Abstract

I would like to share with you a touch of the remarkable woman who has been integral to our team, listed as Managing Editor on the masthead of the Journal for the last 5 years or more, and quietly processing, reading, editing, and, at times assisting authors with manuscripts day after day. Few people other than the authors who interacted with her and the publication team at Mary Ann Liebert Inc., publishers, will have had any idea who Barbara Nell Perrin was. And yet, her work has touched the lives of many millions of people, arguably billions. How? Every manuscript received, every manuscript reviewed, every manuscript declined and every manuscript accepted for publication affects lives—many, many lives. It is worth reflecting on this and on the impact that this one life has had, and will continue to have on so many in such a humble and unostentatious manner. And in that context the whole team, a member of which she was such an integral part, must be remembered in this consideration of impact and influence.

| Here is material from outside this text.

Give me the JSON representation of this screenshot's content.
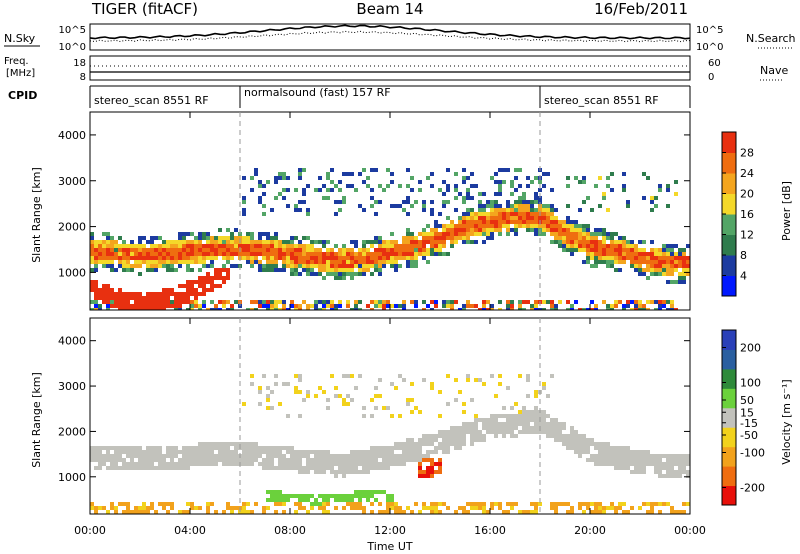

Barbara Perrin was introduced to the Mary Ann Liebert Inc. publishing team by our indefatigable former production editor Billie Spaight, with whom she had worked on their college newspaper 40 years previously. Barbara's career before joining us, included years of service as a marketing manager at Human Sciences Press and the New York Academy of Sciences. She also edited a business-to-business newsletter, entitled Research Alert, which covered demographic trends useful to business. Working first as a copy editor and proofreader for Mary Ann Liebert Inc. she was assigned to me as Managing Editor for the Journal at a challenging time. From the very first moment we spoke, it was clear that Vicki Cohn, Executive Vice President and Managing Editor at Mary Ann Liebert Inc. had assigned me an unusual being, one given to few words, focused, diligent, self-effacing, laconic, and deeply, deeply insightful.
I wondered at first how I would cope with a transatlantic colleague way out in Westerville, Ohio, who preferred not to see or be seen on Skype, except if absolutely necessary. Furthermore, Barbara was someone who had to be drawn out diligently and carefully to share anything about herself. She was a true diplomat and an excellent organizer. But more than that, she was a woman of great courage and immense heart, something I came to know in person when we could spend quality time together in 2009 at the International Society for Complementary Medicine Research meeting in Minneapolis. Barbara adopted Martin, a child of a different race than her own, and brought him up single-handed while also taking care of her ailing father who had developed dementia. I came to know Martin a little, always being kept up to date with his outstanding achievements as a champion cheerleader and as a highly intelligent, socially aware young man, a credit to their remarkable relationship. Barbara was a pillar of her local community, a keen student of t'ai chi chuan, and a very active political voice, being passionate about voting reform and a dedicated assistant at elections.
Her gifts as a writer saw her regularly published in factual articles, creative fiction and poetry while she was busy assisting authors with suggestions that would enhance their submissions. It is here, in her work as Managing Editor of this Journal and later also of Medical Acupuncture on which she tirelessly assisted Richard C. Niemtzow, MD, PhD, PhD, that journal's Editor-in-Chief, that her influence spread to the four corners of the world, in ways that neither she nor anyone else could predict or even know. In all these roles we can see expressed what E.N. Lorenz referred to initially as the essence of chaotic behavior in dynamical systems: “sensitive dependence on initial conditions,” about which he first spoke in these terms in 1972 at the American Association for the Advancement of Science. 1 This is the way that even the smallest change in initial conditions, caused, for example, by the flapping of a butterfly's wings, or, in our case, the work of the Managing Editor, may lead to dramatic changes in the behavior of the system (i.e., patient care, health care policy, research and development, and, ultimately, the quality and nature of human experience. Barbara's life and work exemplified this, as does the work of all those who strive to maintain the quality and rigor of our Journal and all of those who submit their work in to our hands and whom we try our utmost to serve. I am grateful to have had the privilege of working with Barbara Nell Perrin and give thanks for her life and work on behalf of all associated with the field who have knowingly or unknowingly been affected by the flapping of her wings.